Of course, there’s history here: Rob was convicted of driving under the influence in Florida in 1999, has been accused of making drunken public appearances as mayor, has been urged to seek help for substance abuse by former chief of staff Mark Towhey and former executive committee member Jaye Robinson, refuses to hire a driver, and has denied this kind of drunken behaviour altogether in the past. This is conduct unbecoming of a mayor, let alone one who routinely rolls into work at 1 p.m. Beyond his mayoral duties, Rob Ford appears to have personal challenges to confront, but is being encouraged by allies—like his brother—to put political perception ahead of an honest appraisal of himself. Whatever you may think of the mayor, that’s a sad situation.
2:07: Norm Kelly (Ward 40, Scarborough Agincourt), Toronto’s new deputy mayor, has joined the show. He shares his background as someone who ran for student council growing up, did research for Pierre Berton, taught history at UCC, and was a Liberal MP in the Trudeau government before becoming a Metro councillor. Kelly adds that he was impressed with how the late prime minister could speak extemporaneously for long periods of time about the repatriation of the constitution. To Kelly, that showed the depth and clarity of Trudeau’s thinking.
2:20: Now we have our football segment! Toronto Argos general manager Jim Barker joins the show, and Rob asks him about the team’s outlook and Ricky Ray’s health status, among other things.

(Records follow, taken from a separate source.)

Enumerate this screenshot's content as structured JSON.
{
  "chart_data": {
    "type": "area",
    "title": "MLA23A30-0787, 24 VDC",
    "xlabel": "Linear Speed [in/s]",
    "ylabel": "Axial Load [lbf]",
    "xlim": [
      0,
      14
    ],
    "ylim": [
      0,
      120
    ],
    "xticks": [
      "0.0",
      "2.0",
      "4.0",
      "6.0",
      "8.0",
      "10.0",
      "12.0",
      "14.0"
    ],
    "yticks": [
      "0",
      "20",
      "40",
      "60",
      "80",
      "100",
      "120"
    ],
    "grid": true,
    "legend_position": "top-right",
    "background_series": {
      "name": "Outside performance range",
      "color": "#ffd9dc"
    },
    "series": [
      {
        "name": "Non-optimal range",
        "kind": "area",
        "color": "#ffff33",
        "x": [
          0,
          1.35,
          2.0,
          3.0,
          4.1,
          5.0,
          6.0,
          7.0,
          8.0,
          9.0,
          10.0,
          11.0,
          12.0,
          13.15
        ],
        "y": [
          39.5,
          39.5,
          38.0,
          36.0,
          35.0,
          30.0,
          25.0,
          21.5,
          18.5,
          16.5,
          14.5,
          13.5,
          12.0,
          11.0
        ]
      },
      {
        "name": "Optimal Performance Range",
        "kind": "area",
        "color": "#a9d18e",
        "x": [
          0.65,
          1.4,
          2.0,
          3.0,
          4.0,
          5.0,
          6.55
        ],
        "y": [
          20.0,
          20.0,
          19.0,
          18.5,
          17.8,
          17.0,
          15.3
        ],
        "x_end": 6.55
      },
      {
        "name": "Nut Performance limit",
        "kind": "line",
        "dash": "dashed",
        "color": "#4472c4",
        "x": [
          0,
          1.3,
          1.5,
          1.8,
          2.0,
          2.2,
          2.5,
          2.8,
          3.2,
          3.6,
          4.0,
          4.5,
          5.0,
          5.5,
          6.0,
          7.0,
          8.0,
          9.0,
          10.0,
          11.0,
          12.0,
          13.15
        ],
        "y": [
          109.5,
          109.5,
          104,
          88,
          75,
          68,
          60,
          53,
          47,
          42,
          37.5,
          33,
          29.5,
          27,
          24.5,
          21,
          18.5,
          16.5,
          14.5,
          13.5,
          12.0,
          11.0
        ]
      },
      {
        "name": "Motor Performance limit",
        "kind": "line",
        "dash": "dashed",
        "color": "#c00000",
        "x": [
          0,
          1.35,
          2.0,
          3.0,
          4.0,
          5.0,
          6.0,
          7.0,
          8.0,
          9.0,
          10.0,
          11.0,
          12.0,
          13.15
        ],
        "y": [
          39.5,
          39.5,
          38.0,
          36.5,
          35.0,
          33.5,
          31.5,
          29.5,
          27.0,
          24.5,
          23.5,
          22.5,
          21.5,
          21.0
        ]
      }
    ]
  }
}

Rob speaks without notes with confidence and clarity. So, yeah, football is to Rob Ford as the constitution was to Pierre Trudeau.
2:29: Derek calls in and says he’s a big-time supporter of the Ford brothers. He agrees that Hudak should stay as leader and that the conversation about removing him is just a distraction. Also a distraction: talking about how to fix a political party when you work in a non-partisan municipal environment.
2:39: Caller Joe thinks either Doug Ford or Doug Holyday should be the next PC leader, and Rob jumps in to say that Tim Hudak is the leader and that the Fords support him. That said, Rob says brother Doug would make a great MPP and could be the leader after Hudak. Doug has said he doesn’t plan to run for another term on council and has publicly mused about running for provincial office—he might just do it, too, even if only to spite Raccoon Nation.
2:51: A Calypso musician discusses a song he wrote in the mayor’s honour. It’s an upbeat, optimistic tune with lyrics that talk about how it doesn’t matter what people say about Rob, he’s still worth voting for. It’s no Jenny James, but it’s a fine addition to the canon of Rob Ford music.
3:00: And Doug wraps up with a string of questionable talking points like “stopping the gravy train” and “saving a billion dollars” before blessing Ford Nation.
This week’s edition of The City acted as a support hotline for the mayor, allowing our chief magistrate to hear reassuring feedback about his conduct. It’s an interesting case study in how an information bubble is made and how it can be unhealthy to be the person at the centre of it.
Two out of five shish kebabs. And God bless you, Raccoon Nation, you scavenging scamps.